Mrs. Butterberry continued, "Education is not like making a cake, trying to make the biggest, the loveliest, the most magnificent cake in the world. Education is more like a package that you keep opening and opening and opening. Teachers open up ideas where children can wiggle in and look around and see if they like them and can work with them and make something of them. Maybe they write about them or read more about them or draw about them or sing about them…but to think of testing such wonder and discovery is…" said another teacher sadly as if her whole life had collapsed, "is...horrible!"
"When testing comes along, the wonder that is in the world around us is lost. Testing is always for specific ideas and facts and what is unchangeable and very sure.
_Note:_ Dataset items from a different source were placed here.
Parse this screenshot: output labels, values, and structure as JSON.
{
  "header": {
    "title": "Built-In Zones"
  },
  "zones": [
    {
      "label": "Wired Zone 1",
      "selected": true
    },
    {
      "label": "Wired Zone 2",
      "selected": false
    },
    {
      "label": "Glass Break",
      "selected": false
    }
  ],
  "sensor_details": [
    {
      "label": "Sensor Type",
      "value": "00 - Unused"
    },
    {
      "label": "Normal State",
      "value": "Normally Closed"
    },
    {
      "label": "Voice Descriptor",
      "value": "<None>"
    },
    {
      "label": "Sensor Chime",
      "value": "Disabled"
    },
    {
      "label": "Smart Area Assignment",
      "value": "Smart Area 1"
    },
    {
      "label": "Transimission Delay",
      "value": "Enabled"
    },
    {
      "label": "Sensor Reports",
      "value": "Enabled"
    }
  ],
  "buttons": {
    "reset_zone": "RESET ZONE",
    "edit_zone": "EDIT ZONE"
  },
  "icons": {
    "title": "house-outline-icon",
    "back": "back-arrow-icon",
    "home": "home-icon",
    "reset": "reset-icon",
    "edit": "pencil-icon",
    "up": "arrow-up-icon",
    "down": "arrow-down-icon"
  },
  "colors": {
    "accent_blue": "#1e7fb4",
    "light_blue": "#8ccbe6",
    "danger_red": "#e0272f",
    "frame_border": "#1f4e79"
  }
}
Only the ideas the King gives us to teach, will we be able to teach so that these ideas can be tested, and you cannot follow your own wonder anymore," said Mrs. Butterberry sadly.
"Horrible," said Mrs. Quacknbush.
"Barbaric, as well as horrible" said Mrs. Twiddledeedum who had been silent until now.
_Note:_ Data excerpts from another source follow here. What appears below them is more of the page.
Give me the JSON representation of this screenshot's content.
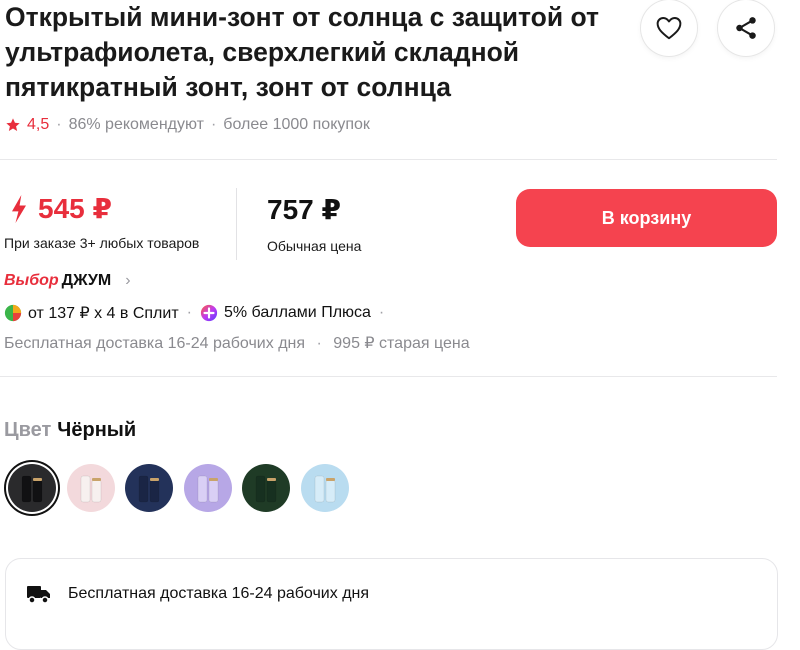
{
  "product": {
    "title": "Открытый мини-зонт от солнца с защитой от ультрафиолета, сверхлегкий складной пятикратный зонт, зонт от солнца",
    "rating": "4,5",
    "recommend": "86% рекомендуют",
    "purchases": "более 1000 покупок"
  },
  "actions": {
    "favorite_icon": "heart-icon",
    "share_icon": "share-icon"
  },
  "pricing": {
    "split_price": "545 ₽",
    "split_note": "При заказе 3+ любых товаров",
    "regular_price": "757 ₽",
    "regular_note": "Обычная цена",
    "cart_button": "В корзину"
  },
  "choice": {
    "badge": "Выбор",
    "label": "ДЖУМ"
  },
  "payment": {
    "split_text": "от 137 ₽ x 4 в Сплит",
    "plus_text": "5% баллами Плюса",
    "separator": "·"
  },
  "delivery": {
    "free_text": "Бесплатная доставка 16-24 рабочих дня",
    "old_price": "995 ₽ старая цена",
    "card_text": "Бесплатная доставка 16-24 рабочих дня"
  },
  "color": {
    "label": "Цвет",
    "selected": "Чёрный",
    "swatches": [
      {
        "name": "Чёрный",
        "bg": "#2a2a2c",
        "body": "#111113"
      },
      {
        "name": "Розовый",
        "bg": "#f3d9dc",
        "body": "#f7f0ef"
      },
      {
        "name": "Тёмно-синий",
        "bg": "#23325a",
        "body": "#1a2545"
      },
      {
        "name": "Лавандовый",
        "bg": "#b7a7e6",
        "body": "#d9cff5"
      },
      {
        "name": "Зелёный",
        "bg": "#1f3b26",
        "body": "#173020"
      },
      {
        "name": "Голубой",
        "bg": "#b9dcf0",
        "body": "#d6ecf8"
      }
    ]
  },
  "colors": {
    "accent": "#f5434f",
    "rating": "#e82e3c",
    "muted": "#8a8a8f"
  }
}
The teachers sat silently, thinking, remembering that for this very reason all of them had left that last Kingdom.
Finally a very small, red-headed little girl raised her hand and stood up.
"Can we just say 'no'?" she asked.
"Pardon me?" said Mrs. Butterberry.
"No, we should say, 'no thank you' it's more polite," said another first grader.
"Or we could say, 'pass', like we do about broccoli, at lunch if we don't want it," declared a 2nd grader.
Suddenly, a great idea was born. It was an idea that no one had ever had before.